Na opinião de Hélio Zylberstajn, o governo federal não está ajudando para que esse cenário positivo se mantenha no longo prazo, uma vez que, de maneira indireta, a transferência de renda, em especial o Bolsa Família, está promovendo um aumento no número de pessoas que não adentram no mercado de trabalho — crescimento de 400 mil brasileiros. Portanto, para ele, a taxa de desemprego caiu pelo crescimento da ocupação e, também, pela redução de indivíduos à procura de emprego.

“Você pensar que o rendimento médio hoje é de R$ 3 mil e para as pessoas de menor ocupação deve estar perto de R$ 1.500, se a família recebe uma ajuda do governo de R$ 600, não que seja muito, mas atrapalha a decisão de ir para o mercado de trabalho. Não compensa tanto, eu vou ter que perder tempo com condução e não vou poder cuidar da minha família por uma diferença que não vai ser tão grande assim”, opina.

Diante desse cenário, o especialista ressalta que isso está reduzindo a oferta de trabalhadores menos qualificados e, dessa forma, as empresas reclamam dessa escassez. Em sua visão, no Brasil há uma competição populista e esses dois polos da economia disputam quem distribui mais dinheiro para as populações vulneráveis: “Isso sinaliza que é preciso um controle para que esse programa seja bem focalizado. Ao mesmo tempo que ele ajuda a sobrevivência da família, ele induz essa família a sair da condição de pobreza, a ponto de desistir da participação no mercado de trabalho, pois perderia o benefício”.

Além disso, Zylberstajn destaca que 2023 foi um ano importante para a discriminação contra a mulher no mercado de trabalho, com a professora Cláudia Goldin vencendo o Prêmio Nobel de Economia 2023. Sua carreira acadêmica é focada no estudo do que determina a diferença de rendimento entre homens e mulheres e, assim, ela chegou à conclusão de que a causa principal não é a discriminação por si só.

O docente explica: “Por causa do avanço tecnológico na área da produção, as empresas perceberam que precisavam combater a rotatividade para que a produtividade aumentasse, nisso as mulheres ficaram em desvantagem”. De acordo com ele, o principal fator para isso é a gravidez da mulher, visto que ela necessita sair do mercado de trabalho por um período para cuidar dos filhos.

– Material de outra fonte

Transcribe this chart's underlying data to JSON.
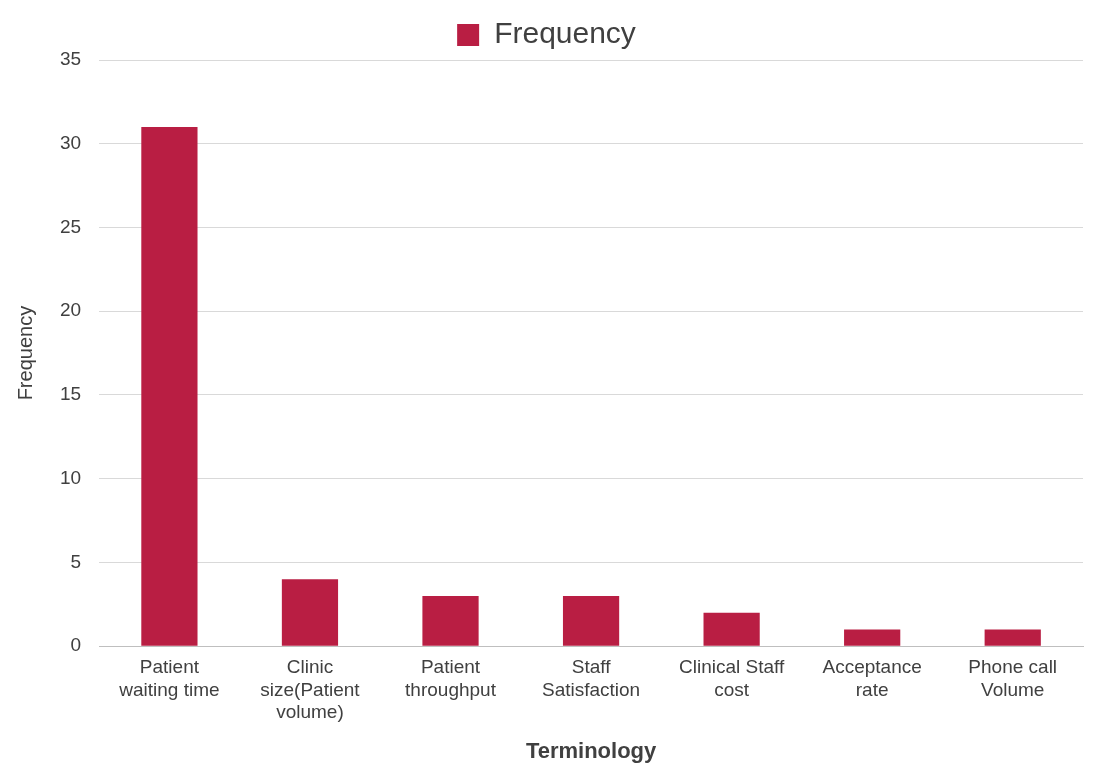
{
  "chart_data": {
    "type": "bar",
    "xlabel": "Terminology",
    "ylabel": "Frequency",
    "categories": [
      "Patient waiting time",
      "Clinic size(Patient volume)",
      "Patient throughput",
      "Staff Satisfaction",
      "Clinical Staff cost",
      "Acceptance rate",
      "Phone call Volume"
    ],
    "series": [
      {
        "name": "Frequency",
        "color": "#b91e43",
        "values": [
          31,
          4,
          3,
          3,
          2,
          1,
          1
        ]
      }
    ],
    "ylim": [
      0,
      35
    ],
    "yticks": [
      0,
      5,
      10,
      15,
      20,
      25,
      30,
      35
    ],
    "grid": "y",
    "legend": "top"
  }
}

Nesse sentido, o Ministério do Trabalho regulamentou uma lei que instituiu a igualdade salarial nas empresas, que serão obrigadas a informar o salário de todos os funcionários de acordo com sua ocupação e o Ministério irá produzir um relatório que define se há discriminação na instituição. Ele alerta que isso atrapalha a decisão da contratação das mulheres e o ambiente de negócios, o que pode comprometer o que foi construído no ano passado.

Por fim, ele diz que, para resolver essa situação, deveria ser mudado o eixo das políticas de proteção à maternidade e igualar o pai e a mãe: “Se a licença maternidade pudesse se transformar em uma licença parental, tanto o homem como a mulher possuiriam essa licença. Isso já é feito em alguns países, e o resultado não só é uma diminuição na diferença salarial, mas também um aumento na taxa de natalidade”.